大学でドイツ語を専攻し、クラシックや哲学の好きな直子は、今もドイツ語を話すことができる。
電話を切ってため息をついた青年に、直子はドイツ語で声をかけた。
「あの、何かお困りですか?」
「わっ!ドイツ語が話せるんですね。実は…」
話を聞くと、シンポジウムの会場がわからず、広場で立ち往生しているのだという。
「会場は、『Q HALL』ね。そういえば…」
直子が以前6階の空中庭園を散策した時に、同じフロアに『BASE Q』と呼ばれるエリアがあった。
会場までの道案内を申し出ると、青年がほっとしたように顔を綻ばせる。
「ありがとう。それにしても…ドイツ語が流暢とは珍しいですね」
「大学で勉強して、今もドイツ文化が好きなんです」
「そうなんですね!嬉しいな。逆に僕は日本文化が大好きで。春から、日本で働くことになったんです」
6階までの道すがら、ドイツ語の心地よいテンポに話が弾む。
無事『Q HALL』に到着すると青年は感謝の言葉を述べ、青色の瞳をまっすぐ直子に向けた。
「僕はアルノーといいます。せっかくのご縁なので、よかったらまた会いましょう」
その夜、直子が部屋でくつろいでいると、アルノーからメッセージが届く。
『直子さん、今日はありがとう。出会えてよかったです』
『こちらこそ。思いがけず楽しい時間でした。シンポジウム、間に合った?』
返信にはすぐに反応があった。シンポジウムの感想から始まり、日本での新生活、互いの仕事について…と、チャットのように会話が続く。

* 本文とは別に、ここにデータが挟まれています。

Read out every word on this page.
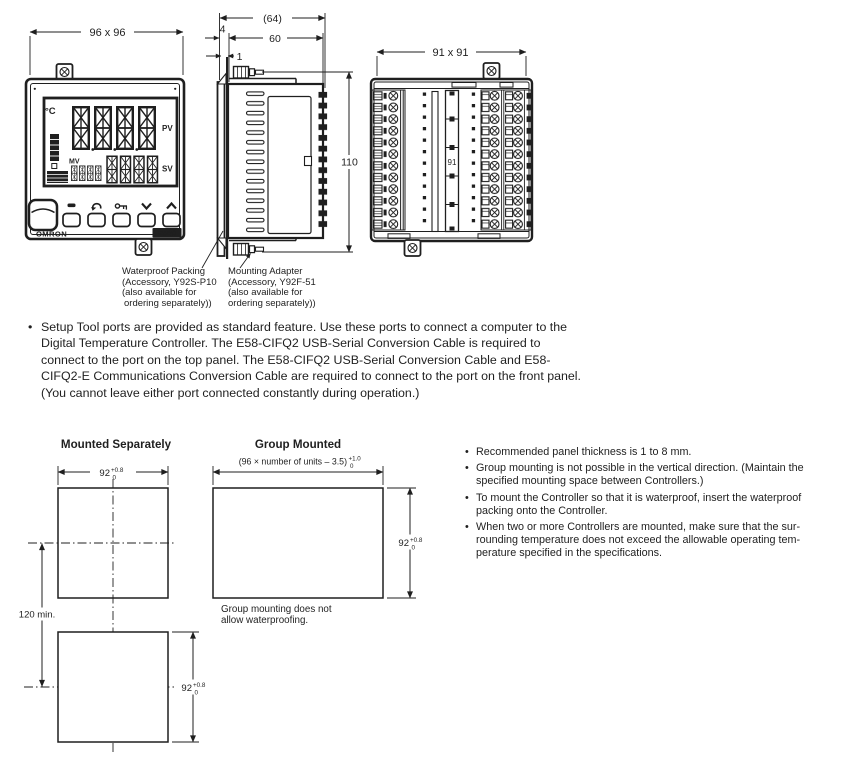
96 x 96
°C
PV
MV
SV
OMRON	E5AC
(64)
60
4
1
110
91 x 91
91
92 +0.8
0
120 min.
92 +0.8
0
(96 × number of units – 3.5) +1.0
0
92 +0.8
0
Waterproof Packing
(Accessory, Y92S-P10
(also available for
ordering separately))
Mounting Adapter
(Accessory, Y92F-51
(also available for
ordering separately))
• Setup Tool ports are provided as standard feature. Use these ports to connect a computer to the
Digital Temperature Controller. The E58-CIFQ2 USB-Serial Conversion Cable is required to
connect to the port on the top panel. The E58-CIFQ2 USB-Serial Conversion Cable and E58-
CIFQ2-E Communications Conversion Cable are required to connect to the port on the front panel.
(You cannot leave either port connected constantly during operation.)
Mounted Separately	Group Mounted
Group mounting does not
allow waterproofing.
• Recommended panel thickness is 1 to 8 mm.
• Group mounting is not possible in the vertical direction. (Maintain the
specified mounting space between Controllers.)
• To mount the Controller so that it is waterproof, insert the waterproof
packing onto the Controller.
• When two or more Controllers are mounted, make sure that the sur-
rounding temperature does not exceed the allowable operating tem-
perature specified in the specifications.
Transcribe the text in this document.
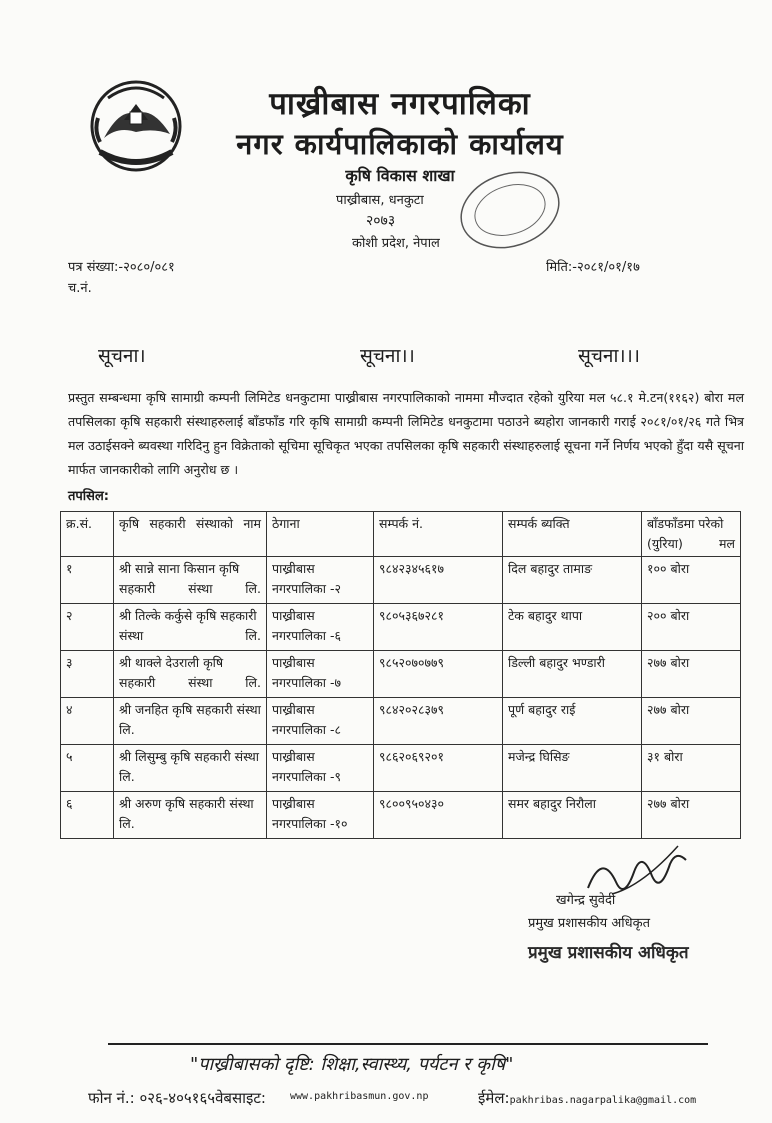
पाख्रीबास नगरपालिका
नगर कार्यपालिकाको कार्यालय
कृषि विकास शाखा
पाख्रीबास, धनकुटा
२०७३
कोशी प्रदेश, नेपाल
पत्र संख्या:-२०८०/०८१
च.नं.
मिति:-२०८१/०१/१७
सूचना।	सूचना।।	सूचना।।।
प्रस्तुत सम्बन्धमा कृषि सामाग्री कम्पनी लिमिटेड धनकुटामा पाख्रीबास नगरपालिकाको नाममा मौज्दात रहेको युरिया मल ५८.१ मे.टन(११६२) बोरा मल तपसिलका कृषि सहकारी संस्थाहरुलाई बाँडफाँड गरि कृषि सामाग्री कम्पनी लिमिटेड धनकुटामा पठाउने ब्यहोरा जानकारी गराई २०८१/०१/२६ गते भित्र मल उठाईसक्ने ब्यवस्था गरिदिनु हुन विक्रेताको सूचिमा सूचिकृत भएका तपसिलका कृषि सहकारी संस्थाहरुलाई सूचना गर्ने निर्णय भएको हुँदा यसै सूचना मार्फत जानकारीको लागि अनुरोध छ ।
तपसिल:
क्र.सं.	कृषि सहकारी संस्थाको नाम	ठेगाना	सम्पर्क नं.	सम्पर्क ब्यक्ति	बाँडफाँडमा परेको (युरिया) मल
१	श्री सान्ने साना किसान कृषि सहकारी संस्था लि.	पाख्रीबास नगरपालिका -२	९८४२३४५६१७	दिल बहादुर तामाङ	१०० बोरा
२	श्री तिल्के कर्कुसे कृषि सहकारी संस्था लि.	पाख्रीबास नगरपालिका -६	९८०५३६७२८१	टेक बहादुर थापा	२०० बोरा
३	श्री थाक्ले देउराली कृषि सहकारी संस्था लि.	पाख्रीबास नगरपालिका -७	९८५२०७०७७९	डिल्ली बहादुर भण्डारी	२७७ बोरा
४	श्री जनहित कृषि सहकारी संस्था लि.	पाख्रीबास नगरपालिका -८	९८४२०२८३७९	पूर्ण बहादुर राई	२७७ बोरा
५	श्री लिसुम्बु कृषि सहकारी संस्था लि.	पाख्रीबास नगरपालिका -९	९८६२०६९२०१	मजेन्द्र घिसिङ	३१ बोरा
६	श्री अरुण कृषि सहकारी संस्था लि.	पाख्रीबास नगरपालिका -१०	९८००९५०४३०	समर बहादुर निरौला	२७७ बोरा
खगेन्द्र सुवेदी
प्रमुख प्रशासकीय अधिकृत
प्रमुख प्रशासकीय अधिकृत
"पाख्रीबासको दृष्टि: शिक्षा,स्वास्थ्य, पर्यटन र कृषि"
फोन नं.: ०२६-४०५१६५वेबसाइट: www.pakhribasmun.gov.np	ईमेल:pakhribas.nagarpalika@gmail.com
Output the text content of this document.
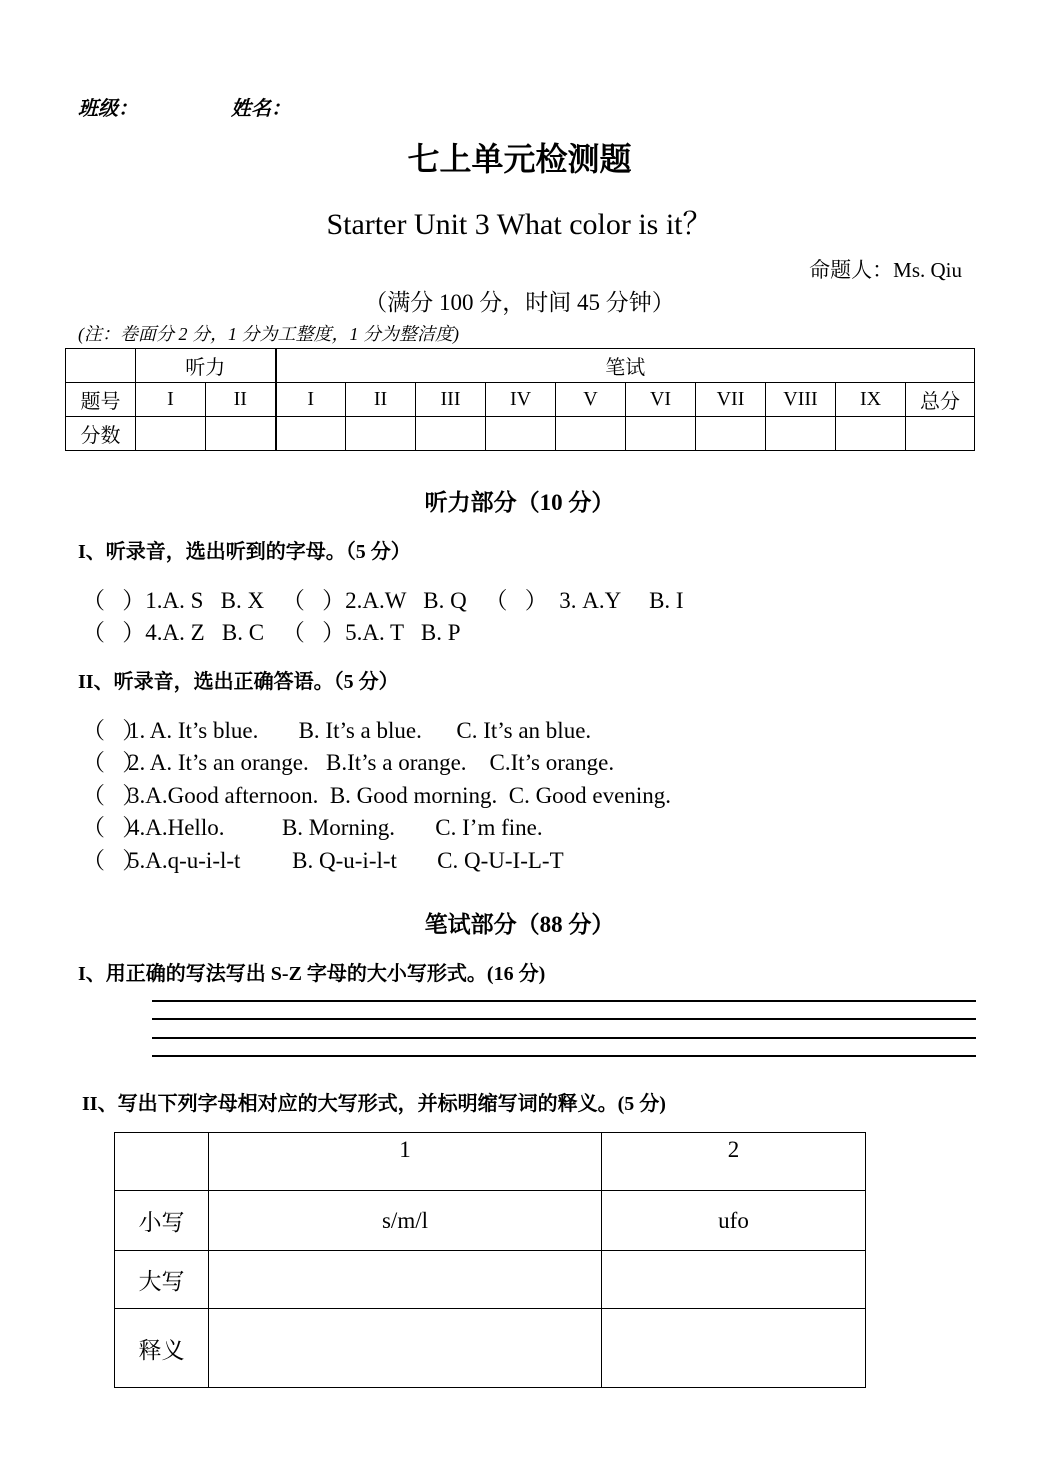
班级：	姓名：
七上单元检测题
Starter Unit 3 What color is it？
命题人：Ms. Qiu
（满分 100 分，时间 45 分钟）
(注：卷面分 2 分，1 分为工整度，1 分为整洁度)
	听力		笔试									
题号	I	II	I	II	III	IV	V	VI	VII	VIII	IX	总分
分数												
听力部分（10 分）
I、听录音，选出听到的字母。（5 分）
（   ）1.A. S   B. X （   ）2.A.W   B. Q （   ）  3. A.Y     B. I
（   ）4.A. Z   B. C （   ）5.A. T   B. P
II、听录音，选出正确答语。（5 分）
（   ）1. A. It’s blue.       B. It’s a blue.      C. It’s an blue.
（   ）2. A. It’s an orange.   B.It’s a orange.    C.It’s orange.
（   ）3.A.Good afternoon.  B. Good morning.  C. Good evening.
（   ）4.A.Hello.          B. Morning.       C. I’m fine.
（   ）5.A.q-u-i-l-t         B. Q-u-i-l-t       C. Q-U-I-L-T
笔试部分（88 分）
I、用正确的写法写出 S-Z 字母的大小写形式。(16 分)
II、写出下列字母相对应的大写形式，并标明缩写词的释义。(5 分)
	1	2
小写	s/m/l	ufo
大写		
释义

ひとしきり盛り上がったあと、パソコンを閉じてバスルームへと向かうと、鏡に映る自分の口角がキュッと上がっている。
― うん。今日はいい日だったな。
長らく忘れていたワクワク感。新しい出会いと、彼…アルノーを知っていくことへの小さなときめき。
この気持ち…もしや浮気に近い?と自問したところで、ふと思う。
― そもそも私、なんで今、部屋にひとりなんだろう…。
本当は今夜は孝一と、旅行の計画がてら夕食を共にする予定だった。
しかし、夕飯時になって孝一から来たのは、『休日出勤、緊急対応で遅くなりそう。先に食べてください』という簡素なLINE。
― 同棲1年目で、さすがに浮気はないと思ってたけど…。
最近の孝一は、遅く帰ってくるとしばらくスマホを触っている。今までになかった国内出張も増えた。
コロナ禍でワークスタイルが変化した、という孝一の言葉を信じていたが、あらためて振り返ってみると気になることばかりだ。
― そもそも証券会社の仕事って、スマホでできるの?
胸の中に小さな点のように生じた疑念が、じわじわと広がっていく。どうにか気を紛らわそうとスマホを手に取ると、通知が鳴った。アルノーだ。
『来週、食事に行きませんか?』
異性からの食事の誘いなんて、何年ぶりだろう。
嬉しさを感じつつも、直子は孝一と同棲中の身だ。一瞬返事をためらうものの、すぐに今自分が置かれている状況を思い出す。
― 毎晩、孝一からのLINEにがっかりするだけの夜を過ごしてるんだもの。たまには男の人と食事くらい…行ったっていいよね?